Google s’est concentré sur l’Inde comme banc d’essai pour savoir comment il interdira l’utilisation de son outil d’IA générative Gemini lorsqu’il s’agit de contenu électoral ; les partis utilisent l’IA pour créer des mèmes avec des ressemblances d’opposants ; Meta a mis en place une « helpline » de deepfake pour WhatsApp, tant la popularité de la plateforme de messagerie pour la diffusion de missives alimentées par l’IA est grande ; à l’heure où les pays s’inquiètent de plus en plus de la sécurité de l’IA et de ce qu’ils doivent faire pour la garantir, il faudra voir quel sera l’impact de la décision prise en mars par le gouvernement indien d’assouplir les règles relatives à la manière dont les nouveaux modèles d’IA sont construits, testés et déployés. En tout état de cause, cette décision est certainement destinée à stimuler l’activité de l’IA.

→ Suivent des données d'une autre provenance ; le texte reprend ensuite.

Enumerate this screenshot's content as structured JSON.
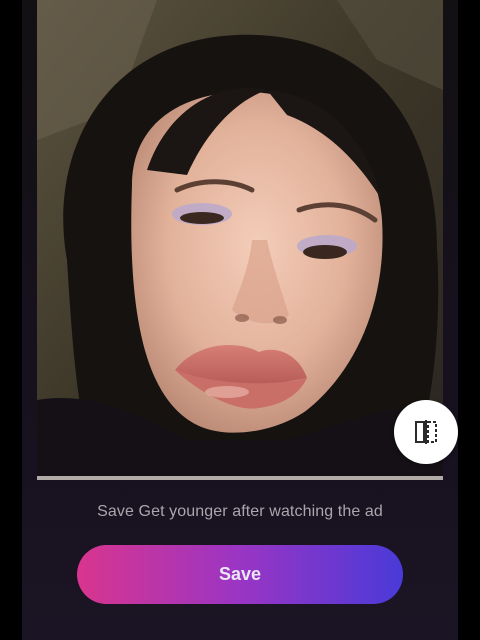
{
  "photo": {
    "description_icon": "portrait-photo"
  },
  "compare": {
    "icon": "compare-split-icon"
  },
  "caption": {
    "text": "Save Get younger after watching the ad"
  },
  "save_button": {
    "label": "Save"
  },
  "colors": {
    "background": "#121013",
    "button_gradient_start": "#d9358e",
    "button_gradient_end": "#4a3ad8",
    "caption_text": "#a9a6ad"
  }
}
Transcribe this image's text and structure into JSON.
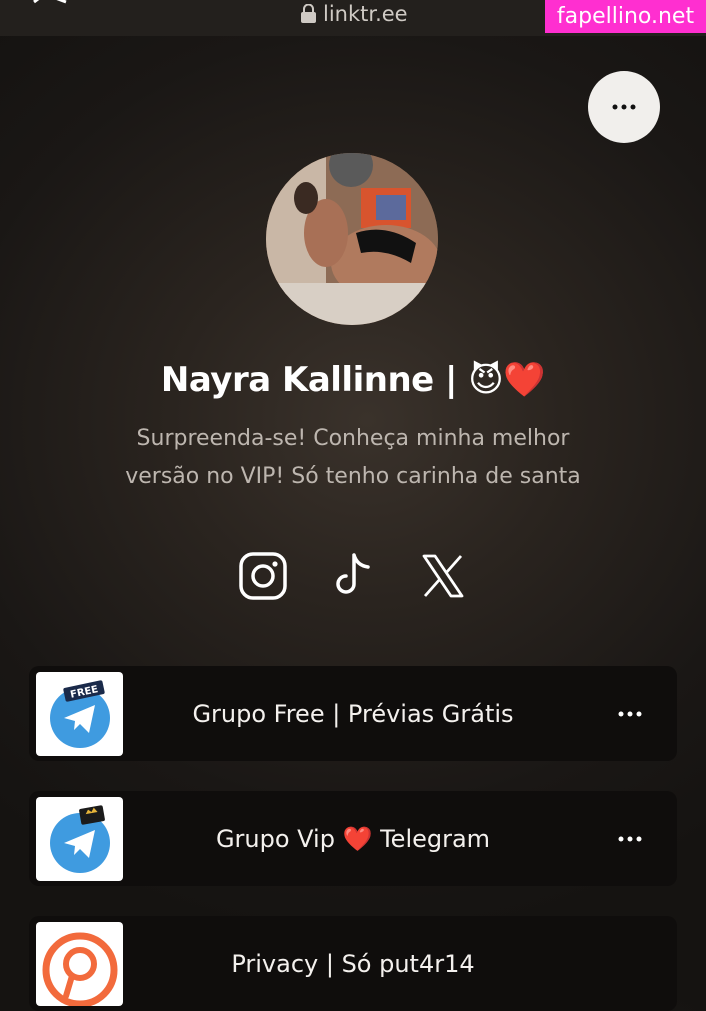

Grâce à sa norme ouverte, la C2PA a mis au point un label nutritionnel numérique pour le contenu appelé « Content Credentials ». Les membres de l’IPE s’efforcent de déployer ce filigrane numérique sur leurs contenus afin de permettre aux utilisateurs d’en connaître l’origine et de savoir s’ils sont générés par l’IA. Adobe dispose de Content Credentials dans ses outils de création, notamment Photoshop et Lightroom. Il s’attache aussi automatiquement au contenu généré par le modèle d’IA Firefly d’Adobe. L’année dernière, Leica a lancé son appareil photo avec des références de contenu intégrées, et Microsoft a ajouté des références de contenu à toutes les images générées par l’IA et créées à l’aide de Bing Image Creator.

Références de contenu sur une image générée par l'IA

Crédits d’image : Références du contenu

M. Parsons a déclaré à TechCrunch que la CAI discute avec les gouvernements du monde entier sur deux points : l’un est de contribuer à la promotion de la norme en tant que norme internationale, et l’autre est de l’adopter.

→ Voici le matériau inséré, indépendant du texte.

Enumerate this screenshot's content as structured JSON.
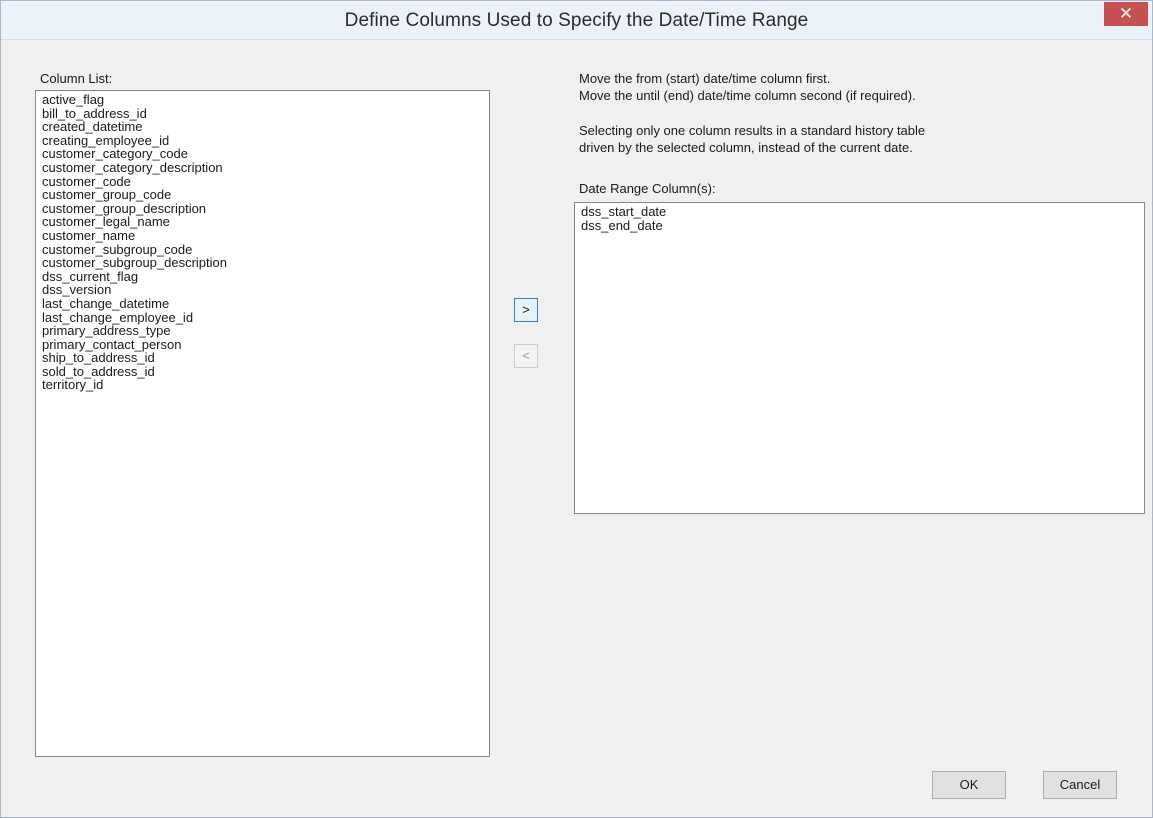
{
  "window": {
    "title": "Define Columns Used to Specify the Date/Time Range",
    "close_glyph": "✕"
  },
  "column_list": {
    "label": "Column List:",
    "items": [
      "active_flag",
      "bill_to_address_id",
      "created_datetime",
      "creating_employee_id",
      "customer_category_code",
      "customer_category_description",
      "customer_code",
      "customer_group_code",
      "customer_group_description",
      "customer_legal_name",
      "customer_name",
      "customer_subgroup_code",
      "customer_subgroup_description",
      "dss_current_flag",
      "dss_version",
      "last_change_datetime",
      "last_change_employee_id",
      "primary_address_type",
      "primary_contact_person",
      "ship_to_address_id",
      "sold_to_address_id",
      "territory_id"
    ]
  },
  "instructions": {
    "line1": "Move the from (start) date/time column first.",
    "line2": "Move the until (end) date/time column second (if required).",
    "line3": "Selecting only one column results in a standard history table",
    "line4": "driven by the selected column, instead of the current date."
  },
  "date_range": {
    "label": "Date Range Column(s):",
    "items": [
      "dss_start_date",
      "dss_end_date"
    ]
  },
  "buttons": {
    "move_right": ">",
    "move_left": "<",
    "ok": "OK",
    "cancel": "Cancel"
  },
  "colors": {
    "close_button": "#c75050",
    "active_button_border": "#3c7fb1",
    "window_background": "#f0f0f0"
  }
}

« En cette année électorale, il est particulièrement important pour les candidats, les partis, les bureaux et les administrations en place qui diffusent en permanence des informations aux médias et au public de s’assurer que si quelque chose est publié par le bureau du Premier ministre (Narendra) Modi, c’est bien le bureau du Premier ministre Modi qui l’a publié. Il y a eu de nombreux incidents où ce n’était pas le cas. Il est donc très important pour les consommateurs, les vérificateurs de faits, les plateformes et les intermédiaires de comprendre que quelque chose est vraiment authentique », a-t-il déclaré.

La grande population de l’Inde, sa grande diversité linguistique et démographique rendent difficile la lutte contre la désinformation, a-t-il ajouté, un vote en faveur de simples étiquettes pour y remédier.

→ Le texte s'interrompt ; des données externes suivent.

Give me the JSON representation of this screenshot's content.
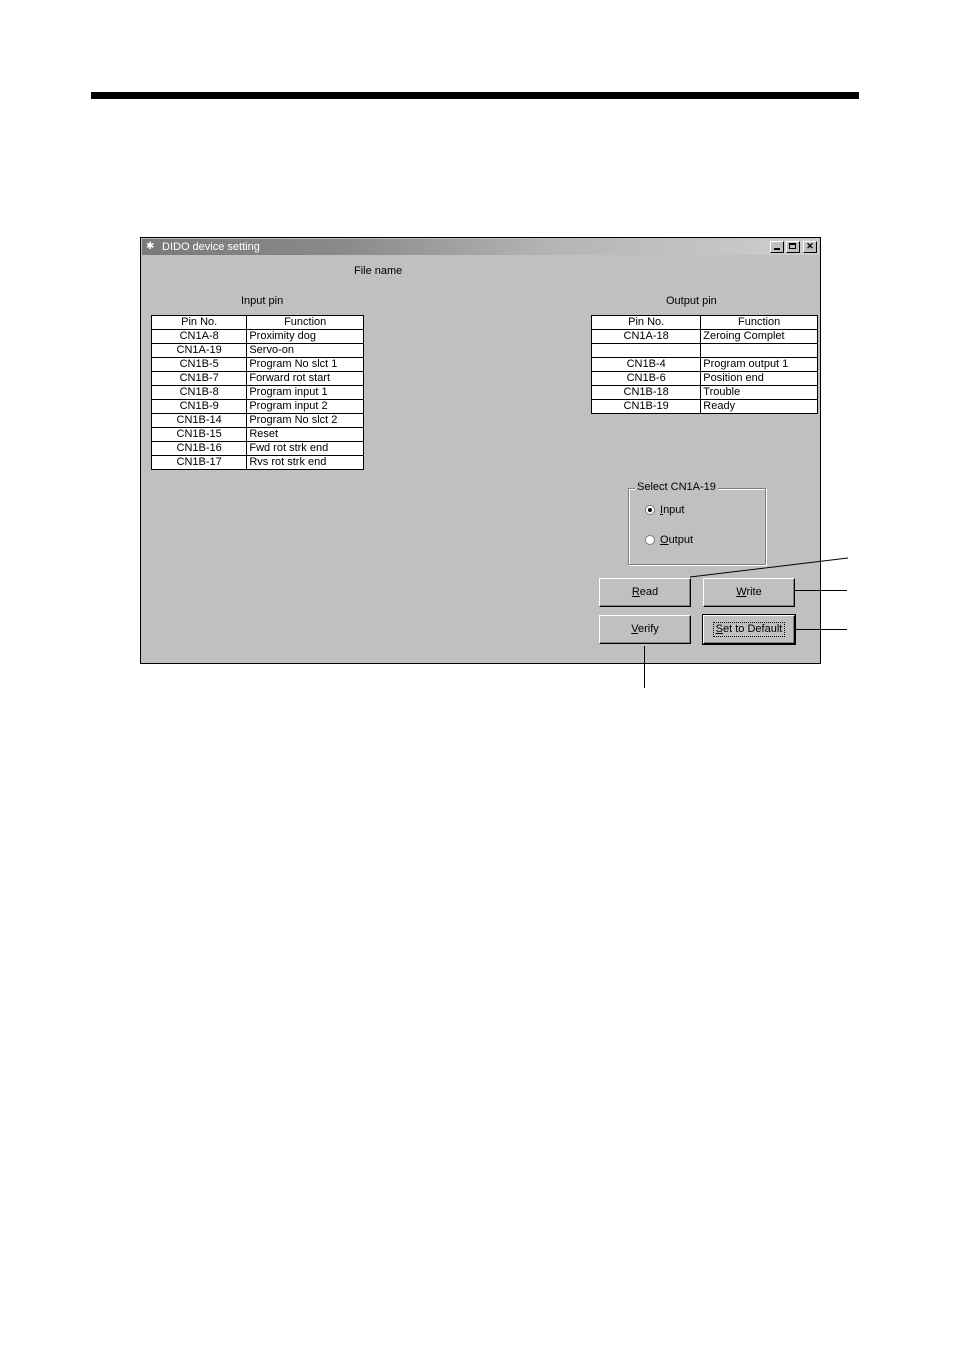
{
  "window": {
    "title": "DIDO device setting"
  },
  "file_name_label": "File name",
  "input_pin": {
    "heading": "Input pin",
    "columns": [
      "Pin No.",
      "Function"
    ],
    "rows": [
      [
        "CN1A-8",
        "Proximity  dog"
      ],
      [
        "CN1A-19",
        "Servo-on"
      ],
      [
        "CN1B-5",
        "Program No slct 1"
      ],
      [
        "CN1B-7",
        "Forward rot start"
      ],
      [
        "CN1B-8",
        "Program input 1"
      ],
      [
        "CN1B-9",
        "Program input 2"
      ],
      [
        "CN1B-14",
        "Program No slct 2"
      ],
      [
        "CN1B-15",
        "Reset"
      ],
      [
        "CN1B-16",
        "Fwd rot strk end"
      ],
      [
        "CN1B-17",
        "Rvs rot strk end"
      ]
    ]
  },
  "output_pin": {
    "heading": "Output pin",
    "columns": [
      "Pin No.",
      "Function"
    ],
    "rows": [
      [
        "CN1A-18",
        "Zeroing Complet"
      ],
      [
        "",
        ""
      ],
      [
        "CN1B-4",
        "Program output 1"
      ],
      [
        "CN1B-6",
        "Position end"
      ],
      [
        "CN1B-18",
        "Trouble"
      ],
      [
        "CN1B-19",
        "Ready"
      ]
    ]
  },
  "select_group": {
    "legend": "Select CN1A-19",
    "options": [
      {
        "label": "Input",
        "mnemonic": "I",
        "rest": "nput",
        "selected": true
      },
      {
        "label": "Output",
        "mnemonic": "O",
        "rest": "utput",
        "selected": false
      }
    ]
  },
  "buttons": {
    "read": {
      "mn": "R",
      "rest": "ead"
    },
    "write": {
      "mn": "W",
      "rest": "rite"
    },
    "verify": {
      "mn": "V",
      "rest": "erify"
    },
    "set_default": {
      "mn": "S",
      "rest": "et to Default"
    }
  }
}
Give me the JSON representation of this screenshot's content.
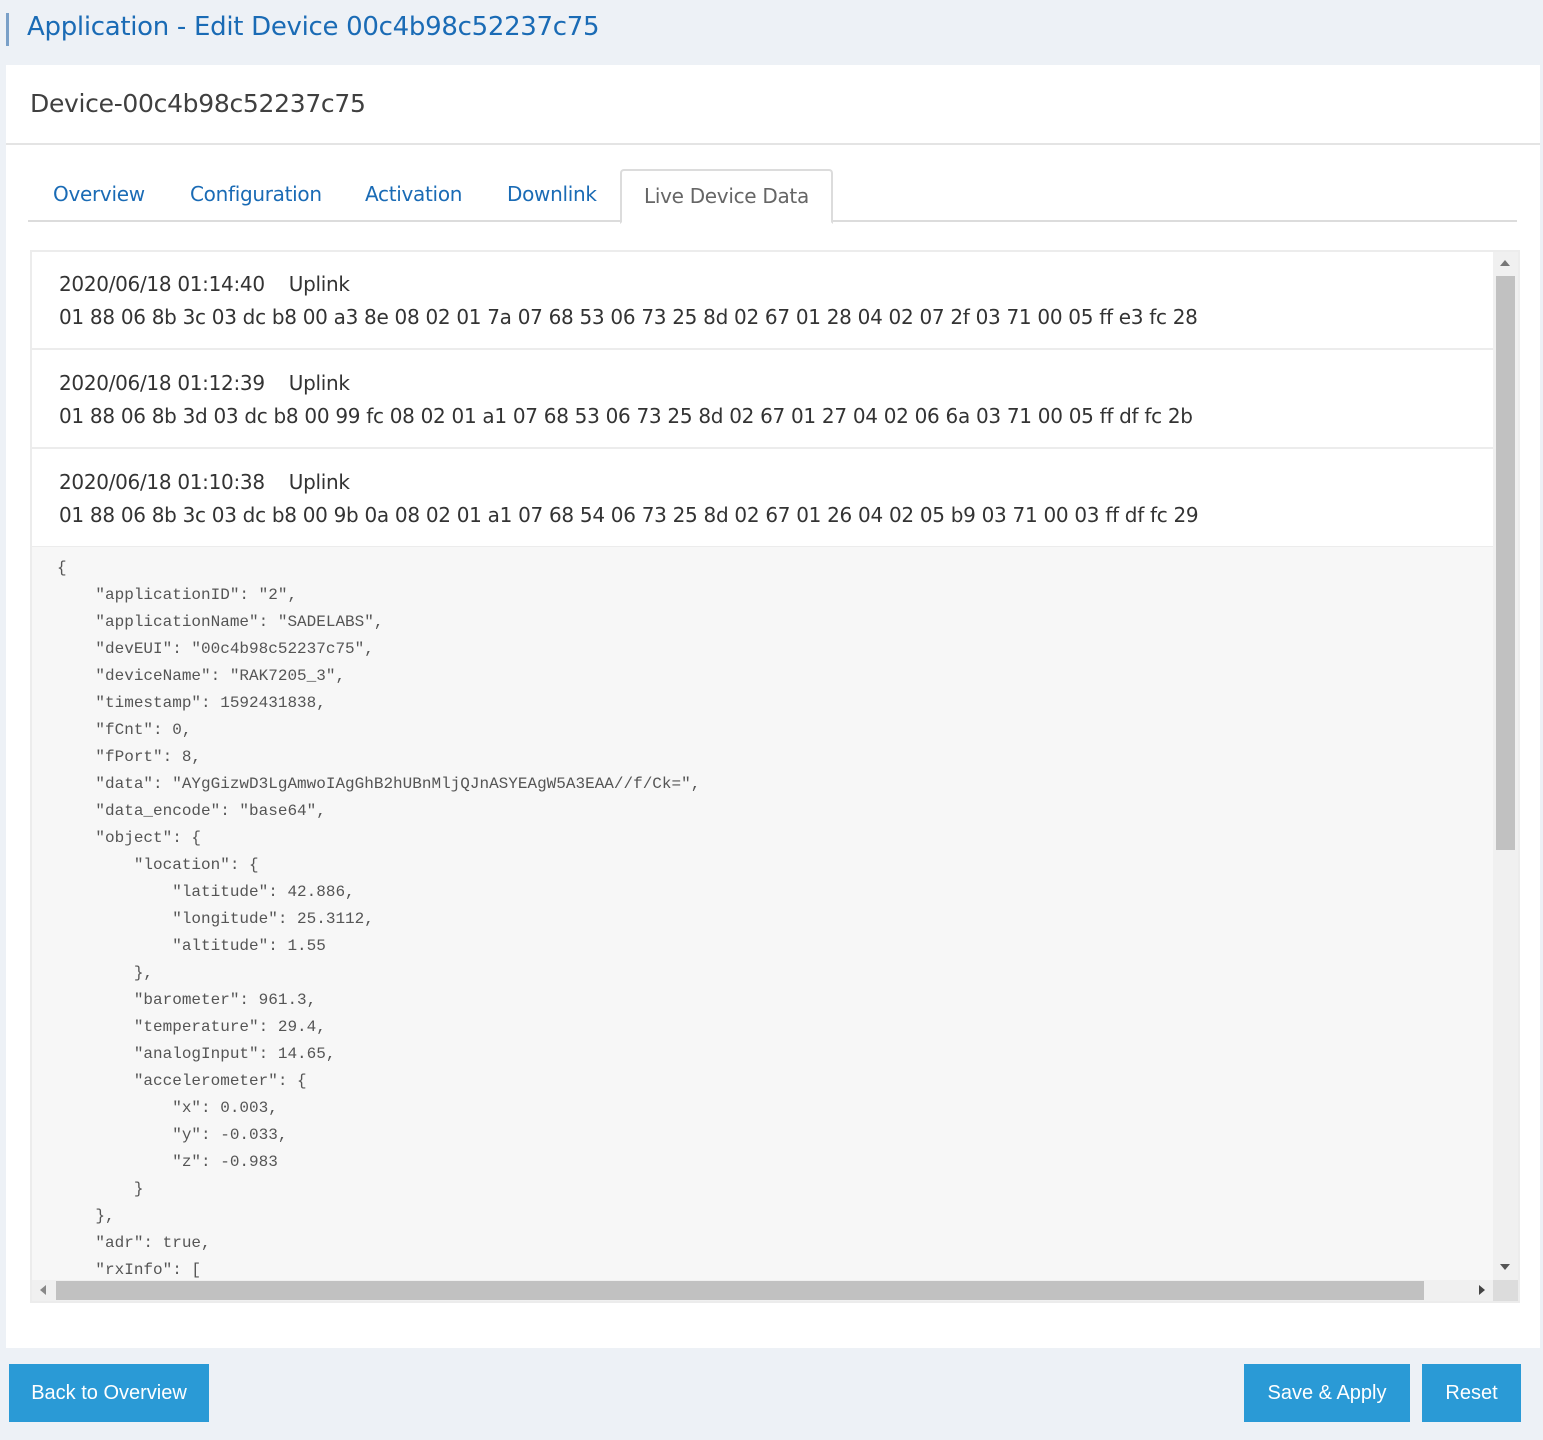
{
  "header": {
    "title": "Application - Edit Device 00c4b98c52237c75"
  },
  "card": {
    "title": "Device-00c4b98c52237c75"
  },
  "tabs": [
    {
      "label": "Overview",
      "active": false
    },
    {
      "label": "Configuration",
      "active": false
    },
    {
      "label": "Activation",
      "active": false
    },
    {
      "label": "Downlink",
      "active": false
    },
    {
      "label": "Live Device Data",
      "active": true
    }
  ],
  "uplinks": [
    {
      "timestamp": "2020/06/18 01:14:40",
      "type": "Uplink",
      "payload": "01 88 06 8b 3c 03 dc b8 00 a3 8e 08 02 01 7a 07 68 53 06 73 25 8d 02 67 01 28 04 02 07 2f 03 71 00 05 ff e3 fc 28"
    },
    {
      "timestamp": "2020/06/18 01:12:39",
      "type": "Uplink",
      "payload": "01 88 06 8b 3d 03 dc b8 00 99 fc 08 02 01 a1 07 68 53 06 73 25 8d 02 67 01 27 04 02 06 6a 03 71 00 05 ff df fc 2b"
    },
    {
      "timestamp": "2020/06/18 01:10:38",
      "type": "Uplink",
      "payload": "01 88 06 8b 3c 03 dc b8 00 9b 0a 08 02 01 a1 07 68 54 06 73 25 8d 02 67 01 26 04 02 05 b9 03 71 00 03 ff df fc 29"
    }
  ],
  "json_detail": {
    "text": "{\n    \"applicationID\": \"2\",\n    \"applicationName\": \"SADELABS\",\n    \"devEUI\": \"00c4b98c52237c75\",\n    \"deviceName\": \"RAK7205_3\",\n    \"timestamp\": 1592431838,\n    \"fCnt\": 0,\n    \"fPort\": 8,\n    \"data\": \"AYgGizwD3LgAmwoIAgGhB2hUBnMljQJnASYEAgW5A3EAA//f/Ck=\",\n    \"data_encode\": \"base64\",\n    \"object\": {\n        \"location\": {\n            \"latitude\": 42.886,\n            \"longitude\": 25.3112,\n            \"altitude\": 1.55\n        },\n        \"barometer\": 961.3,\n        \"temperature\": 29.4,\n        \"analogInput\": 14.65,\n        \"accelerometer\": {\n            \"x\": 0.003,\n            \"y\": -0.033,\n            \"z\": -0.983\n        }\n    },\n    \"adr\": true,\n    \"rxInfo\": ["
  },
  "buttons": {
    "back": "Back to Overview",
    "save": "Save & Apply",
    "reset": "Reset"
  },
  "colors": {
    "accent": "#2a9ad6",
    "link": "#1a6bb5",
    "background": "#edf1f6"
  }
}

« C’est un peu ‘CR’… ce sont deux lettres occidentales comme la plupart des outils Adobe, mais cela indique qu’il y a plus de contexte à montrer », a-t-il déclaré.

La controverse se poursuit quant à l’objectif réel des entreprises technologiques qui soutiennent toute mesure de sécurité de l’IA : s’agit-il vraiment d’une préoccupation existentielle ou simplement d’avoir un siège à la table pour donner l’impression d’une préoccupation existentielle, tout en veillant à ce que leurs intérêts soient sauvegardés dans le processus d’élaboration des règles ?

« Les entreprises impliquées ne sont généralement pas controversées, et toutes celles qui ont signé le récent accord de Munich, y compris Adobe, se sont réunies et ont abandonné les pressions concurrentielles parce que ces idées sont quelque chose que nous devons tous faire », a-t-il déclaré pour défendre son travail.